CONSTITUTION Commission chairman Professor Yash Ghai has highlighted the very delicate relationship that exists between culture and the State.
While hearing constitutional submissions particularly from people in villages, Professor Ghai said he noted that the common theme of conflict existed between the community and the individual.
Prof Ghai revealed this at the University of the South Pacific's Fiji Day celebrations last weekend.
"I noticed that children no longer obeyed their parents and how there was a lack of community amongst many of these people," he said.
"It surprised me that many people in these rural areas wished for the return of corporal punishment and I questioned these decisions and suggestions."
Prof Ghai said he noted that while speaking with urban communities, there was a greater acknowledgment of community in their approach to submissions.

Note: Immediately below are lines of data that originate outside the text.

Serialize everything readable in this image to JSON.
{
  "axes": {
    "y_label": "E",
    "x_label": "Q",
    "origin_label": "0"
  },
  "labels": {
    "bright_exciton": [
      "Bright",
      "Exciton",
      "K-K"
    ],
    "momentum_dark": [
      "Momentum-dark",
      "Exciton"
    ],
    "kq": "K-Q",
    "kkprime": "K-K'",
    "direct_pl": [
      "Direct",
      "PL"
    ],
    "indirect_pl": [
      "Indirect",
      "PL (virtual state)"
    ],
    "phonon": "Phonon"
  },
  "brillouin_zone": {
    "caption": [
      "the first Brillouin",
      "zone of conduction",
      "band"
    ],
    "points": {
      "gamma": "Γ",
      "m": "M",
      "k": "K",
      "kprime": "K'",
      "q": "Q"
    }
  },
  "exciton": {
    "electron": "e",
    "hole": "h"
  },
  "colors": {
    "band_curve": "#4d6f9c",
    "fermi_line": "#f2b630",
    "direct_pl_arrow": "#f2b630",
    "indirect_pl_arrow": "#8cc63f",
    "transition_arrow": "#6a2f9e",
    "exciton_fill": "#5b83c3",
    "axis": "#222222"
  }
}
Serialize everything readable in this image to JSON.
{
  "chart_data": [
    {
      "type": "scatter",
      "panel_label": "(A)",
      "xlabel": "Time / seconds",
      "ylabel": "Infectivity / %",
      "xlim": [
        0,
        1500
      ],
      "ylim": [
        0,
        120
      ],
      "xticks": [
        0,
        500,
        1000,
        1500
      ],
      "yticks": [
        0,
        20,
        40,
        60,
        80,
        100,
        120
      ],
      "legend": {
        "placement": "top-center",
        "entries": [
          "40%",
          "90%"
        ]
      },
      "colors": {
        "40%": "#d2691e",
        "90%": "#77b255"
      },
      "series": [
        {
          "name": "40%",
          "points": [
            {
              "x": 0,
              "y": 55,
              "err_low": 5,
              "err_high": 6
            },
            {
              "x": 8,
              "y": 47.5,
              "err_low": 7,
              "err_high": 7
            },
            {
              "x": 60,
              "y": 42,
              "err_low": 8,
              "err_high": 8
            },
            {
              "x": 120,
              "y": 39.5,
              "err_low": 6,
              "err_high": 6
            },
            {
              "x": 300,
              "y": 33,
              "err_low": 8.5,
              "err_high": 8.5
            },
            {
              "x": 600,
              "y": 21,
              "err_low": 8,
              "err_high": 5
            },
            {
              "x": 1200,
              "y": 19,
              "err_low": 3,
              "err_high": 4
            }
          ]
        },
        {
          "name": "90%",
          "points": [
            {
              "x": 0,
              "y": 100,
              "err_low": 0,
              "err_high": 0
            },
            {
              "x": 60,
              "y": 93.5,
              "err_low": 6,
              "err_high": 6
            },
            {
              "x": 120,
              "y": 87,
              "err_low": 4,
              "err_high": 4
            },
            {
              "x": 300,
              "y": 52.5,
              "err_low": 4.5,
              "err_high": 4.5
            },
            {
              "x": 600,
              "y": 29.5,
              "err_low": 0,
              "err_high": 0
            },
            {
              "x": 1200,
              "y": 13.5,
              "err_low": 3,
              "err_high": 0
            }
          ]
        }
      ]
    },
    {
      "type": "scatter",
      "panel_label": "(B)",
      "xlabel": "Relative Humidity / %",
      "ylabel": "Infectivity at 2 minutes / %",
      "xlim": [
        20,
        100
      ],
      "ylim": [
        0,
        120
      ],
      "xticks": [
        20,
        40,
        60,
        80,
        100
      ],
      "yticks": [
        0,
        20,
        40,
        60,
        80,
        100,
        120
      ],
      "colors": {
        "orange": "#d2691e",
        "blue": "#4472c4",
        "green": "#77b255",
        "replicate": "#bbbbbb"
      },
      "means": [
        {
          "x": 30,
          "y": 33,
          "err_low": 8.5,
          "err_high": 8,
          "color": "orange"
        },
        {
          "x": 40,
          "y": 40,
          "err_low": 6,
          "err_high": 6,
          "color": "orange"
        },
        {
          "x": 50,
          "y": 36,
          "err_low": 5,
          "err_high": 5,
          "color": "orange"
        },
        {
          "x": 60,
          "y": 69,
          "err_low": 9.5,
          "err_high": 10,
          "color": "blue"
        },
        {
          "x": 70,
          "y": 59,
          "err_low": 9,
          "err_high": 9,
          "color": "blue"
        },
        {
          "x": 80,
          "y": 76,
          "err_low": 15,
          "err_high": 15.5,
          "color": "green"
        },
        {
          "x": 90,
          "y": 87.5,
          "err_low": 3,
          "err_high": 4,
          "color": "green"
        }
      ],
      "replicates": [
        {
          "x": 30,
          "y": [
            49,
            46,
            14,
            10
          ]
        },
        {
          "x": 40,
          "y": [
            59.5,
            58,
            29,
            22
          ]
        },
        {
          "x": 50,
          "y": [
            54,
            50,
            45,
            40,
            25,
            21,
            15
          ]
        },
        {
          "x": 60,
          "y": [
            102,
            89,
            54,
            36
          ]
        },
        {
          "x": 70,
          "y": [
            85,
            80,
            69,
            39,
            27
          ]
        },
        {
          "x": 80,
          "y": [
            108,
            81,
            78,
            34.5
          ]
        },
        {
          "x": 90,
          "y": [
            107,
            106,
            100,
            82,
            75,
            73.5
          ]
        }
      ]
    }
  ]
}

"With the urban communities, we saw joint presentations by the youth, who looked at the future and wanted to work together with people. There is a need to strengthen these ethnic differences," he said.
Prof Ghai then posed an interesting question - "how do we manage these political, economic and social differences but also engage in new ideas and ways of living without creating too much anxiety?"
He said there was indeed a need to strike a balance between culture, development and human rights.
"We must find ways to acknowledge culture and encourage development. In the past, the focus was very much on the State which tried to keep a distance from culture.
"Ethnic differences were ignored and now, the more I listen to villagers wanting village by-laws again, the more I realise the potential harm that does to Fijians wanting to leave their villages," Prof Ghai said.